The Major League Baseball All-Star Game is a little less than two weeks away, but the New York Yankees are already being crowned by many as the eventual American League and World Series champion.
Although the Yankees have the best record in all of MLB, starting Tuesday night’s game against the Pittsburgh Pirates 58-22, based on recently losing three out of five games to the AL West leading Houston Astros, it is premature to already measure the Yankees for rings. There is still half of the 162-game regular season schedule to be played and too many unexpected circumstances ahead with so much time remaining.

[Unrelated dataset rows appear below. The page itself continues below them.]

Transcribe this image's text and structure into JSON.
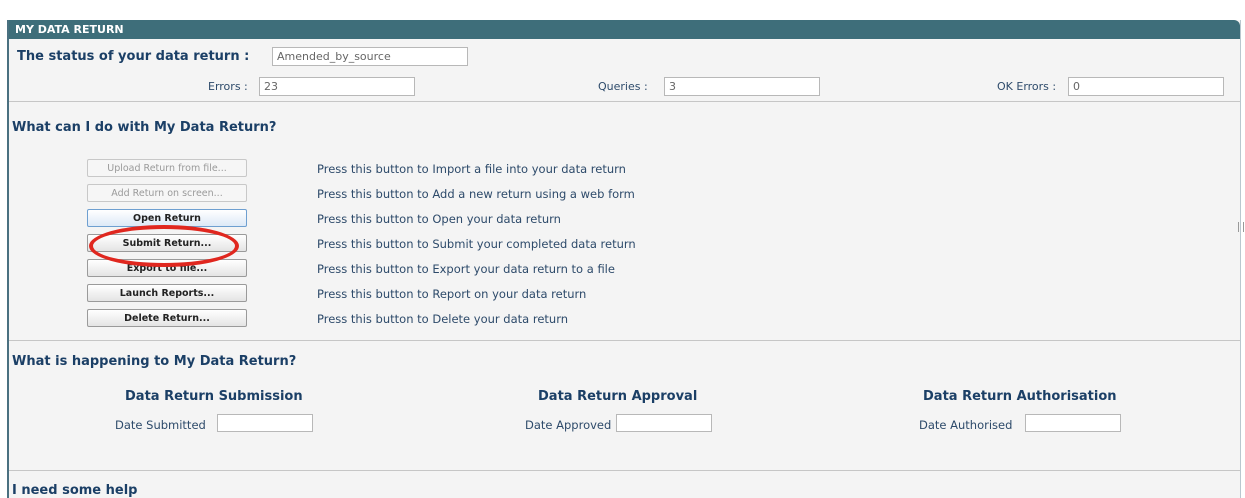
{
  "panel": {
    "title": "MY DATA RETURN"
  },
  "status": {
    "label": "The status of your data return :",
    "value": "Amended_by_source",
    "errors_label": "Errors :",
    "errors_value": "23",
    "queries_label": "Queries :",
    "queries_value": "3",
    "ok_errors_label": "OK Errors :",
    "ok_errors_value": "0"
  },
  "actions": {
    "heading": "What can I do with My Data Return?",
    "items": [
      {
        "button": "Upload Return from file...",
        "desc": "Press this button to Import a file into your data return",
        "enabled": false
      },
      {
        "button": "Add Return on screen...",
        "desc": "Press this button to Add a new return using a web form",
        "enabled": false
      },
      {
        "button": "Open Return",
        "desc": "Press this button to Open your data return",
        "enabled": true
      },
      {
        "button": "Submit Return...",
        "desc": "Press this button to Submit your completed data return",
        "enabled": true
      },
      {
        "button": "Export to file...",
        "desc": "Press this button to Export your data return to a file",
        "enabled": true
      },
      {
        "button": "Launch Reports...",
        "desc": "Press this button to Report on your data return",
        "enabled": true
      },
      {
        "button": "Delete Return...",
        "desc": "Press this button to Delete your data return",
        "enabled": true
      }
    ]
  },
  "progress": {
    "heading": "What is happening to My Data Return?",
    "submission": {
      "title": "Data Return Submission",
      "label": "Date Submitted",
      "value": ""
    },
    "approval": {
      "title": "Data Return Approval",
      "label": "Date Approved",
      "value": ""
    },
    "authorisation": {
      "title": "Data Return Authorisation",
      "label": "Date Authorised",
      "value": ""
    }
  },
  "help": {
    "heading": "I need some help"
  },
  "colors": {
    "title_bar": "#3e6e7a",
    "highlight_circle": "#e0271f"
  }
}
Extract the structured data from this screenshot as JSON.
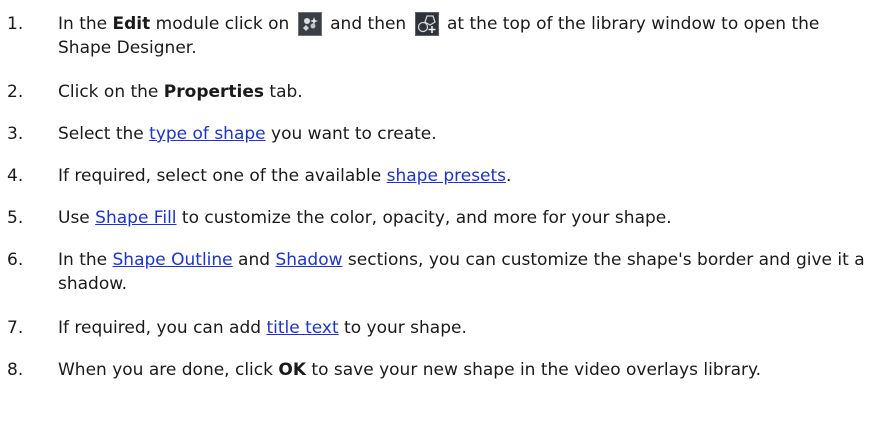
{
  "steps": [
    {
      "num": "1.",
      "parts": {
        "a": "In the ",
        "b": "Edit",
        "c": " module click on ",
        "icon1": "effects-toolbar-icon",
        "d": " and then ",
        "icon2": "add-shape-icon",
        "e": " at the top of the library window to open the Shape Designer."
      }
    },
    {
      "num": "2.",
      "parts": {
        "a": "Click on the ",
        "b": "Properties",
        "c": " tab."
      }
    },
    {
      "num": "3.",
      "parts": {
        "a": "Select the ",
        "link": "type of shape",
        "b": " you want to create."
      }
    },
    {
      "num": "4.",
      "parts": {
        "a": "If required, select one of the available ",
        "link": "shape presets",
        "b": "."
      }
    },
    {
      "num": "5.",
      "parts": {
        "a": "Use ",
        "link": "Shape Fill",
        "b": " to customize the color, opacity, and more for your shape."
      }
    },
    {
      "num": "6.",
      "parts": {
        "a": "In the ",
        "link1": "Shape Outline",
        "b": " and ",
        "link2": "Shadow",
        "c": " sections, you can customize the shape's border and give it a shadow."
      }
    },
    {
      "num": "7.",
      "parts": {
        "a": "If required, you can add ",
        "link": "title text",
        "b": " to your shape."
      }
    },
    {
      "num": "8.",
      "parts": {
        "a": "When you are done, click ",
        "b": "OK",
        "c": " to save your new shape in the video overlays library."
      }
    }
  ],
  "colors": {
    "link": "#1a33d6",
    "text": "#1a1a1a"
  }
}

The Yankees begin a four-game series tonight at Fenway Park versus their arch rival, the Boston Red Sox, and will play three more against them at Yankee Stadium July 15 through July 17. The Red Sox were just a .500 team at 27-27 on June 5, but since then have been formidable. They were 45-35 and second behind the Yankees in the AL East before the start of their matchup on Tuesday against the Tampa Bay Rays.
The Yankees, who opened this season at home taking two out of three against Boston, have been dominant after going 5-5 in their first 10 games. “There’s a lot of toughness and grit in this clubhouse,” said veteran switch hitting infielder Matt Carpenter, who the Yankees acquired in May after he was released by the Texas Rangers.
Carpenter hit two home runs and drove in four runs against the Cleveland Guardians in the first game of the teams doubleheader on Saturday, a 13-4 Yankees win. They also had a 6-1 victory in Game 2 as first baseman Anthony Rizzo and outfielder Giancarlo Stanton, who was serving as the designated hitter, hit back-to-back homers in the fourth inning to help lift starter Nestor Cortes Jr. to his seventh win. The lefty, who is 7-3 and scheduled to start tomorrow, went six innings against the Guardians allowing just three hits.